Lors d’un débat entre Régis Debray et Edgar Morin animé par Jean-Michel Blanquer à l’Institut du Monde Arabe, Régis Debray faisait paradoxalement l’éloge du « Croire », à rebours du chemin intellectuel qu’ont suivi ces deux personnalités revenues de leurs croyances révolutionnaires.
Nous ne parlons bien que des croyances que nous n’avons plus. Il n’y a que les curés qui conjuguent le verbe croire à l’indicatif, la croyance est à fuir pour les intellectuels, par complexe de supériorité. Mais je suis en dette vis à vis de la croyance.
J’aime la croyance pour 3 raisons :
- La croyance est toujours tournée vers l’action, c’est une fertilité. Le sage reste dans son bureau, mais le croyant descend dans la rue. L’incroyance est le luxe des légumes.
- La croyance est tournée vers l’autre, il y a des communautés de croyant. On se met à croire en besoin d’appartenance, il arrive même qu’on se monte le cou pour être dans le coup. Croire c’est rentrer dans l’orchestre.
- La croyance est tournée vers l’avenir, ça dessert l’étau du présent, c’est du différé, on s’arrache au donné pour parier sur un avenir.
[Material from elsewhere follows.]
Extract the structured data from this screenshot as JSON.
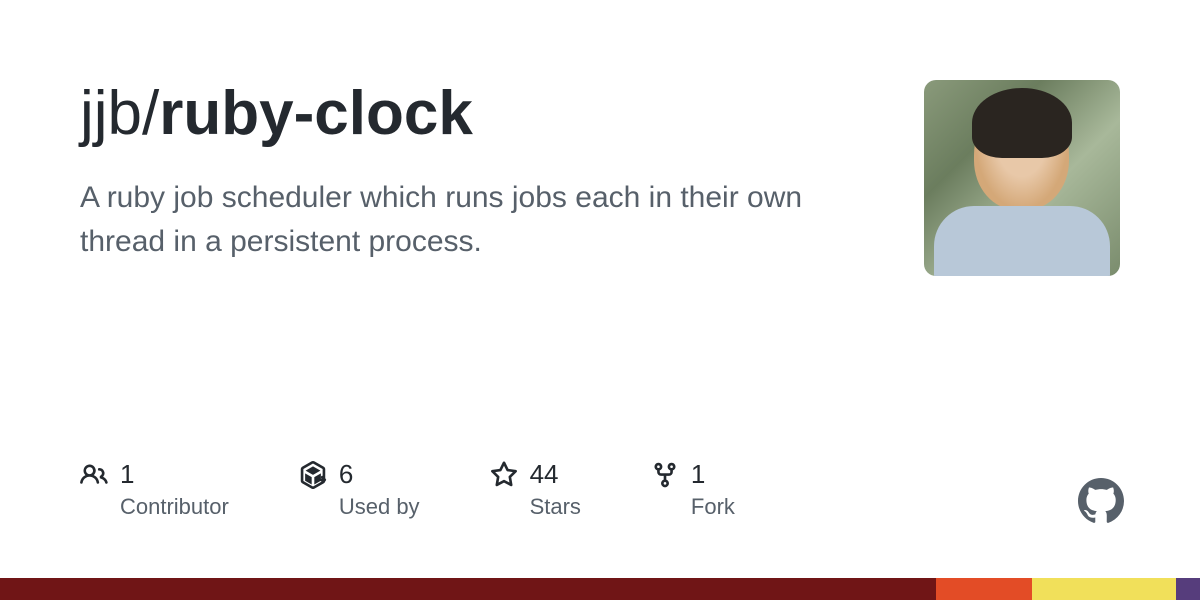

Aujourd’hui on n’attend plus grand chose, on ne prend plus de risque, on ne se tient plus les coudes : 3 caractériqtiques du tps présent liées au discrédit de la croyance. L’effritement civique, le repliement gestionnaire, l’effondrement des élans utopiques sont liés à l’assèchement des croyances.
Sans être ni dévot, ni crédule, la croyance c’est de la politique : l’espoir, le groupe, l’annonce d’un futur. Quand la croyance politique n’est plus religieuse, la croyance religieuse devient politique. Le prophète, le gourou reviennent à la politique.
La démonstration paradoxale de Régis Debray comprend les éléments de sa propre réfutation : Debray fait lui-même le constat que tous les grands révolutionnaires étaient de sages lettrés, Debray dénonce également le terroriste islamiste dont la croyance est tournée vers une félicité tournée vers l’avenir puisque post-mortem, Debray s’amuse enfin de celui qui croit pour rentrer dans l’orchestre. Ce dernier point sera sans doute un des grands sujets des années à venir : les réseaux sociaux amplifient considérablement les phénomènes de groupes dont les membres sont enfermés dans des bulles idéologiques. Bulles dont il est peut-être plus difficile de sortir aujourd’hui : les bulles filtrantes berçant les militants dans leurs certitudes sont plus fortes aujourd’hui que dans les années 50 quand les intellectuels se décillaient sur la vérité de l’URSS.